Voilà la manière dont on s'y prend pour obtenir à peu de frais et sans grande peine, une quantité quelquefois très-considérable de cuivre très-bon, et que l'on dit même plus ductîle et plus malléable que celui qui par des fontes réitérées a été tiré de sa mine. Ce cuivre est mou et semblable à du limon tant qu'il est sous l'eau ; mais il prend de la consistance, et se durcit aussi-tôt qu'il vient à l'air.

Les deux plus fameuses sources d'eau de cémentation de la Hongrie, sont celle de Smolnitz et des Heregrund ; l'on assure que la première peut fournir tous les ans jusqu'à 600 quintaux de cuivre précipité de la manière qui vient d'être décrite ; ce qui vient de la grande abondance de cette source, et de la prodigieuse quantité de vitriol de Venus dont elle est chargée : outre cela le fer que l'on y met tremper, se trouve entièrement dissous en trois semaines de temps, et le cuivre a pris sa place, au lieu que dans d'autres sources, il faut trois mois et même quelquefois un an, pour que cette opération se fasse.

L'on trouve en Hongrie plusieurs autres sources qui ont les mêmes propriétés ; il y en a de pareilles en Allemagne, près de Goslar, en Suède ; etc. L'on attribue la même qualité à une source que l'on voit à Chiessy, dans le Lyonnais. Voyez E. Schwedenborg. tom. III. pag. 49. et suiv. Henckel nous explique, dans sa Pyritologie, pag. 674, la cause de ces phénomènes, savoir, que les eaux qui composent ces sources, venant à passer sur des pyrites cuivreuses, qui ont été décomposées dans les entrailles de la terre, en détachent les parties vitrioliques qui s'y sont formées, et les entraînent avec elles.

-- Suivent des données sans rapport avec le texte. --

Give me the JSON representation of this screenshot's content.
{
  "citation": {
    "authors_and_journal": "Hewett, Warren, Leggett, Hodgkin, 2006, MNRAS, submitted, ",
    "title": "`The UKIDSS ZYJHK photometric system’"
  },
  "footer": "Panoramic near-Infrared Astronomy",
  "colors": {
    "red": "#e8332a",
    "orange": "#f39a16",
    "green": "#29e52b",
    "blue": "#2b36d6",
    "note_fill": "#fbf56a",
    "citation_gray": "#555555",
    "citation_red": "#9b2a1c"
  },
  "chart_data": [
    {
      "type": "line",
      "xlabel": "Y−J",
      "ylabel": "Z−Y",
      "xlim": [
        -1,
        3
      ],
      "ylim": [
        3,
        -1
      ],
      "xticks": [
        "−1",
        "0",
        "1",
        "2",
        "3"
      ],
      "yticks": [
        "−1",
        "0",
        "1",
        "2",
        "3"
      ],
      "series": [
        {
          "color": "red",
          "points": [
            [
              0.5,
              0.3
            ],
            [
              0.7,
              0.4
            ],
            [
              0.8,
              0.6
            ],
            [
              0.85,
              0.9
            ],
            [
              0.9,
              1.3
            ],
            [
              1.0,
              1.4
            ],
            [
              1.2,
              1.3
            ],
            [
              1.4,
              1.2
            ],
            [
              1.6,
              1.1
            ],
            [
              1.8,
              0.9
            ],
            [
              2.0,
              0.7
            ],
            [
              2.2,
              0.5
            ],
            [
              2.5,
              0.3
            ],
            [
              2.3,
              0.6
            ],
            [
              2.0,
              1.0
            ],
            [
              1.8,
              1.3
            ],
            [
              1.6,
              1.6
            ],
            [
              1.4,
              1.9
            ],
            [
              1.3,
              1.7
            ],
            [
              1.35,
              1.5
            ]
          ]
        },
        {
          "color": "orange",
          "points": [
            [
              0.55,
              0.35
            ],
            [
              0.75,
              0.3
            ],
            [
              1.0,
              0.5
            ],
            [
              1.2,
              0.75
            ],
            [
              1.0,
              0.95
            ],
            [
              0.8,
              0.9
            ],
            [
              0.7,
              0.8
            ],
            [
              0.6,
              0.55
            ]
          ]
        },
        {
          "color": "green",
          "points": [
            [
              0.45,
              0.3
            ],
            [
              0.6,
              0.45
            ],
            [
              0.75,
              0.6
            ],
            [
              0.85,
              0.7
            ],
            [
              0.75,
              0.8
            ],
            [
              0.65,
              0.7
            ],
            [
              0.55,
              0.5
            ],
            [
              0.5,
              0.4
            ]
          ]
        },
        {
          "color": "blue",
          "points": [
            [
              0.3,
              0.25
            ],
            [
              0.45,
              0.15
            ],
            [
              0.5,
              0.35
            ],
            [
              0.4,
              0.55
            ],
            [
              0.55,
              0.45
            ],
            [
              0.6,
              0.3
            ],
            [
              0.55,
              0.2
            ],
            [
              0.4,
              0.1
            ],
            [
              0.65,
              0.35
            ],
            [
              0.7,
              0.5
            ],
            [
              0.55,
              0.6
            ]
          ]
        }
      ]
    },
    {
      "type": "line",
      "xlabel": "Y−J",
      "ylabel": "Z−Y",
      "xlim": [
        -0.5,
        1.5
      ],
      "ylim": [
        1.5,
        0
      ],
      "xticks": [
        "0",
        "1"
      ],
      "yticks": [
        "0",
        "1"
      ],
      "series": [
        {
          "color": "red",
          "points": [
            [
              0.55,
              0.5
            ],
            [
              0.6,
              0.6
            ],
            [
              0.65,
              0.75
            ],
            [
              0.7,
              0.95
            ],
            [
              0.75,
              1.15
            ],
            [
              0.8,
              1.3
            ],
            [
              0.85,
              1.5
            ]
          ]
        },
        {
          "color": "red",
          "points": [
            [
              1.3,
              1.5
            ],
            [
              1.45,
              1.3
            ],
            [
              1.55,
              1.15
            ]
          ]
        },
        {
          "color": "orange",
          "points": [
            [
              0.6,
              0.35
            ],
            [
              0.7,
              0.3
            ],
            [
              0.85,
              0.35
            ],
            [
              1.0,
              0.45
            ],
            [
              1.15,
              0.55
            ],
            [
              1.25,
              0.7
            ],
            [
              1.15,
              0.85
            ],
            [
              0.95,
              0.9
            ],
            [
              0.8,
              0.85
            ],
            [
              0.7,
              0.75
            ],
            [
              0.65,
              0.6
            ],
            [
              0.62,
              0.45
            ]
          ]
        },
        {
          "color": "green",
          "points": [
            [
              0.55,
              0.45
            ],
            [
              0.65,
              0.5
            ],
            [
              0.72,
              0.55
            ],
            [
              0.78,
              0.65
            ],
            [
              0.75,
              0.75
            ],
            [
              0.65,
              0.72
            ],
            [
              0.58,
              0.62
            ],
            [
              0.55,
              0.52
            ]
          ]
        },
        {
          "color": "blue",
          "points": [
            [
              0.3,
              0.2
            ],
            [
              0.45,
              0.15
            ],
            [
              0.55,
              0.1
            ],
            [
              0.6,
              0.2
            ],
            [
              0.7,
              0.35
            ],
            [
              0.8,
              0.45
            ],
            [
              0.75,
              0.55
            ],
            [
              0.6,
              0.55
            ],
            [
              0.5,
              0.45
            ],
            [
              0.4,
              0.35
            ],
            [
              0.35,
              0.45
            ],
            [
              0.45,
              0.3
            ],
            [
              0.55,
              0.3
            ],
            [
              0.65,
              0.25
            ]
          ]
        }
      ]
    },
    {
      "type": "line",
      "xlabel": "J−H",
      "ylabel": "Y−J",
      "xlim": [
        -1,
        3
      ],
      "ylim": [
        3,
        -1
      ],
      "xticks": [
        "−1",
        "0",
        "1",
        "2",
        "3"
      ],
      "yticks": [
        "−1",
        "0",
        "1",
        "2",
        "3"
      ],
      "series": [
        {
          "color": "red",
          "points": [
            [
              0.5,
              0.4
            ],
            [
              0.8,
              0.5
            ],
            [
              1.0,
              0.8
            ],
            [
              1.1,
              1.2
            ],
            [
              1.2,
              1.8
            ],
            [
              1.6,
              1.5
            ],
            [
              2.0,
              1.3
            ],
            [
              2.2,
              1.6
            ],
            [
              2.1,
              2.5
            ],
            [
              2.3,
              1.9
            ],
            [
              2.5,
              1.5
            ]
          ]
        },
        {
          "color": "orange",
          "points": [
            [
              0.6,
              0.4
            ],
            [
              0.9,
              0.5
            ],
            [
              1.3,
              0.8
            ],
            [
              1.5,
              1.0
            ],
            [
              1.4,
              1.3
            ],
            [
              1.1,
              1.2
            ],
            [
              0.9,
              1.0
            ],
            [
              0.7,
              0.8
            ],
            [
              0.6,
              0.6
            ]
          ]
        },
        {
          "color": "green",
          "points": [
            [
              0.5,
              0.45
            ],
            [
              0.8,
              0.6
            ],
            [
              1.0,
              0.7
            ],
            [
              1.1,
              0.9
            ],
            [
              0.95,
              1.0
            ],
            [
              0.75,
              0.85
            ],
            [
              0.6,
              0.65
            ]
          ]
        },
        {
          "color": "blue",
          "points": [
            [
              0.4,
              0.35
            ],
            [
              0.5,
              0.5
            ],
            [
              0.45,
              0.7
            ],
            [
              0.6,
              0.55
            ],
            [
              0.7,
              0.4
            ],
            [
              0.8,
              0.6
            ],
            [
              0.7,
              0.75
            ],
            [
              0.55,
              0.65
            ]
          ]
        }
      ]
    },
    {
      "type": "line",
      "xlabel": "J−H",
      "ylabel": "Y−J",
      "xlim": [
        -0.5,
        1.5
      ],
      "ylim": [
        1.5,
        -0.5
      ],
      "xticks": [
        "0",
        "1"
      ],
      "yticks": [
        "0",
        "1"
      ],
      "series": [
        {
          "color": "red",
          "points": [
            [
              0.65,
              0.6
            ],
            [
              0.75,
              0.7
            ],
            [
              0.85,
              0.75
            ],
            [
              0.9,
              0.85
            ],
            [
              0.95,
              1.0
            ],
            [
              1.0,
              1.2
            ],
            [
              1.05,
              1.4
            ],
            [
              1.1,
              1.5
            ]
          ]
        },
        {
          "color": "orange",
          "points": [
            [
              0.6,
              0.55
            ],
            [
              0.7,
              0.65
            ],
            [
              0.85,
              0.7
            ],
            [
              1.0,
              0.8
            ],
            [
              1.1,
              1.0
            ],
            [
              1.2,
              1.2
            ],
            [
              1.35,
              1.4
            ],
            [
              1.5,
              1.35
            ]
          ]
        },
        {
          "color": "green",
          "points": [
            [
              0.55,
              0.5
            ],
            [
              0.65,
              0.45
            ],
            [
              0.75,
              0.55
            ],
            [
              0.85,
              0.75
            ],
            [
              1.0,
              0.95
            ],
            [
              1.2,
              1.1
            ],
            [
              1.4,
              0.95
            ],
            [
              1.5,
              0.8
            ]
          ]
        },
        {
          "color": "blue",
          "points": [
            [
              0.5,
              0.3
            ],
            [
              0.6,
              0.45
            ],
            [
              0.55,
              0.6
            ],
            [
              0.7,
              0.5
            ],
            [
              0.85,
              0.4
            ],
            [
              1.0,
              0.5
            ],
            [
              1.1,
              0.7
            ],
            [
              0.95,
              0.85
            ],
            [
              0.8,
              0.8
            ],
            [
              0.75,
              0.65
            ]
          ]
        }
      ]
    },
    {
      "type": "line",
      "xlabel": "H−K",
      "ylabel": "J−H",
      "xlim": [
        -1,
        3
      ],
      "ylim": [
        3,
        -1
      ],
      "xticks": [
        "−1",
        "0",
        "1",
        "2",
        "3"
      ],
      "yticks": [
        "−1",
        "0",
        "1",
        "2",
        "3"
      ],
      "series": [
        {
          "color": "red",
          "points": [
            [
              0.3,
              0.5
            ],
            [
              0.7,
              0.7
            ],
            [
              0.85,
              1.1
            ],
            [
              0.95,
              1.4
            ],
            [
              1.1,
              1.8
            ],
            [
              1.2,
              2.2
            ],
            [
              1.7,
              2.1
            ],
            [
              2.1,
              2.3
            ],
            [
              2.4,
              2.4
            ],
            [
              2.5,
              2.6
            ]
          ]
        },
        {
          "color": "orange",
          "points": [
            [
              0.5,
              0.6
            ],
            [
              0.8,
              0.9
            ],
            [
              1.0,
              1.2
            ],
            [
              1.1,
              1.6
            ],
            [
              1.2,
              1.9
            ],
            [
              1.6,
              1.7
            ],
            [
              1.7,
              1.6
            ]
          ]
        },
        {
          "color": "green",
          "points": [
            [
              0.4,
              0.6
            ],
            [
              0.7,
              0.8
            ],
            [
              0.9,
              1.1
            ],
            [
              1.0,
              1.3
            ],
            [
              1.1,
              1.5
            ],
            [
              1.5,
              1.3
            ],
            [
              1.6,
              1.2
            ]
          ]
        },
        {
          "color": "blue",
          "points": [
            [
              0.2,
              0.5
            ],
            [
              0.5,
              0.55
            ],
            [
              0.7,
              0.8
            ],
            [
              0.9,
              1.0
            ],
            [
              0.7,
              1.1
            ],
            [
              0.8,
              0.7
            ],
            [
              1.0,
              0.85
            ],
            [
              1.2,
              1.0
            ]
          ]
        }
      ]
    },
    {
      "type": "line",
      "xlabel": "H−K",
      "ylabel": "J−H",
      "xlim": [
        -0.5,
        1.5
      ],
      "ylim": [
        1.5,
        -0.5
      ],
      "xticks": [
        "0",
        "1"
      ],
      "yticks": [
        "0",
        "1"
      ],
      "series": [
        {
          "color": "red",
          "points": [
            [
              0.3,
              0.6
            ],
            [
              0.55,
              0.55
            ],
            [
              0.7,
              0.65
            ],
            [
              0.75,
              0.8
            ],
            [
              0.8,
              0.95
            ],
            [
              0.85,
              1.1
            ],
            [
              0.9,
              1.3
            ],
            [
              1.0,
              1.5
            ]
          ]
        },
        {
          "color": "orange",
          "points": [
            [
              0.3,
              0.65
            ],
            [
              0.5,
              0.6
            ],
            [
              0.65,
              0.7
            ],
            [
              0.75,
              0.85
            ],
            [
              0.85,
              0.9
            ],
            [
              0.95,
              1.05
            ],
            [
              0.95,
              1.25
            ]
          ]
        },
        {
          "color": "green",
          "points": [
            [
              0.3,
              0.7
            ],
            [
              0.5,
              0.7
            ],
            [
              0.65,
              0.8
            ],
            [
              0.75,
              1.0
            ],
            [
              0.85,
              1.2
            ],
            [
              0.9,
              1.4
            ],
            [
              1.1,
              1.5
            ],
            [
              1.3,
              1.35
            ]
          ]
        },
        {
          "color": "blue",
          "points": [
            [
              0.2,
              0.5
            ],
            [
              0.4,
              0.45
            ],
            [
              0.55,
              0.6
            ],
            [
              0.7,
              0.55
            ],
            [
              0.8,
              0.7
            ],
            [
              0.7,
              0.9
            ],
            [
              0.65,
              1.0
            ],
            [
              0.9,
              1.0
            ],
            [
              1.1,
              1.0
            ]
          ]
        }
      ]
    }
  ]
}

C'était une transmutation semblable à celle qui vient d'être décrite, que produisirent il y a quelques années, des personnes qui avaient trouvé le secret d'obtenir un privilège exclusif, pour convertir le fer en cuivre dans toute l'étendue du royaume ; l'on fut très-flaté de l'idée de pouvoir se passer de cuivre de l'étranger, et de pouvoir en produire autant que l'on voudrait. Tout le secret consistait dans une eau vitriolique, où en faisant tremper du fer, il se faisait une précipitation du cuivre tout à fait semblable à celle que nous venons d'expliquer dans cet article : mais comme ces convertisseurs de métaux n'avaient point à leur disposition, une source d'eau vitriolique aussi abondante que celle de Smolnitz, qui put fournir longtemps à faire leur prétendue transmutation, la fraude se découvrit, et le public fut en peu de temps désabusé. (-)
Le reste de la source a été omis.